В конечном итоге дела у бедных иезуитов сложились плохо. После бурной смены династии Мин на династию Цин они попали в немилость к императору; многие были сосланы или убиты, а их воззвания к папе римскому осталась без ответа4. Некоторым удалось быстро адаптироваться к новой политической системе. Согласно одному историческому анекдоту, немецкий иезуит Иоганн Адам Шалль фон Белль (1591–1666) и другие повесили на своем доме табличку с надписью «Это резиденция аполитичных ученых, сведущих также в изготовлении пушек», которая якобы спасла Шалль фон Беллю жизнь5. Позже ему повезло еще раз: добившись аудиенции у недавно назначенного императора Шуньчжи, Шалль фон Белль стал доверенным советником и бюрократом и способствовал продолжению миссии иезуитов вплоть до своего (уже не столь удачного) смертного приговора в 1664 году. К тому времени иезуиты (между которыми возникли серьезные разногласия) пришли к концу своего влияния при китайском дворе – как по численности, так и по духу6.

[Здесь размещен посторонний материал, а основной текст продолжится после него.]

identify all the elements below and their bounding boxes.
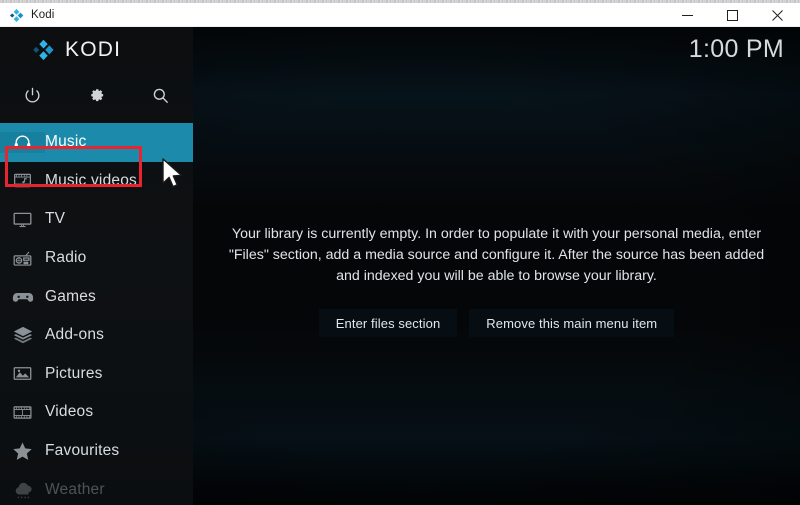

I. Миссионеры с греческими чертами

Вскоре после начала миссии иезуитов прибывшие издалека чужестранцы обнаружили, что император и его двор с наибольшим энтузиазмом принимают научные тексты и приборы, которые они привезли с собой: трактаты, такие как «Начала» Евклида; собрание древних и современных им научных текстов по гидравлике, картографии, летоисчислению, ботанике и астрономии, а также западные часы и музыкальные инструменты. Маттео Риччи (Ли Мадоу), обладавший обширными познаниями и лингвистическими способностями, быстро адаптировался к культуре двора Ваньли, где делился своими знаниями, завоевывая расположение ко всей миссии иезуитов7. Научные материалы оказались хорошим подспорьем для иезуитов в деле обращения людей в свою веру: эти тексты свидетельствовали о том, что Европа с ее христианским мировоззрением находится на верном пути. Чем еще можно было объяснить мастерство европейцев в астрономии, изготовлении часов, картографии и многом другом? Как выразился иезуит Алвару Семеду (1586–1658), «[наш новообращенный Лео Ли Чжичжао] одновременно изучал расположение царств мира сего и законы Царства Иисуса Христа»8. В 1605 году иезуиты даже приобрели землю, на которой вскоре построили церковь – первое в Китае религиозное сооружение в европейском стиле.

Но камнем преткновения для иезуитов стало то, что китайская элита не проявляла большого интереса к догматам католицизма. Китайские ученые считали себя мудрее этой кучки варваров и опирались на многовековые традиции9. Постепенно миссионеры поняли, что им нужно делать. Они уже стали практически настоящими вельможами, облачились в одежды ученых-конфуцианцев (а не простых буддистов) и читали труды Конфуция, чтобы вовлечь придворных китайских ученых в то, что последние могли бы счесть глубокомысленной беседой. Затем иезуиты научились заимствовать конфуцианскую терминологию и концепции, чтобы «переводить» свои слова в знакомые двору предметы и категории. И, конечно, иезуитам приходилось подвергать себя самоцензуре. По крайней мере, Риччи понимал, что некоторые основные доктринальные элементы католицизма, скорее всего, помешали бы обращению китайцев в христианство, поскольку показались бы им слишком фантастичными, – например непорочное зачатие Иисуса и Его «низкая» смерть на Кресте. Поэтому многие иезуиты приуменьшали или опускали эту часть катехизиса10. В конце концов иезуиты поняли, что им придется нарушать собственные правила и позволять новообращенным продолжать их ритуальные практики, например поклонение предкам, которые монахи объяснили Ватикану как социальную и политическую деятельность, а не соблюдение религиозного культа11.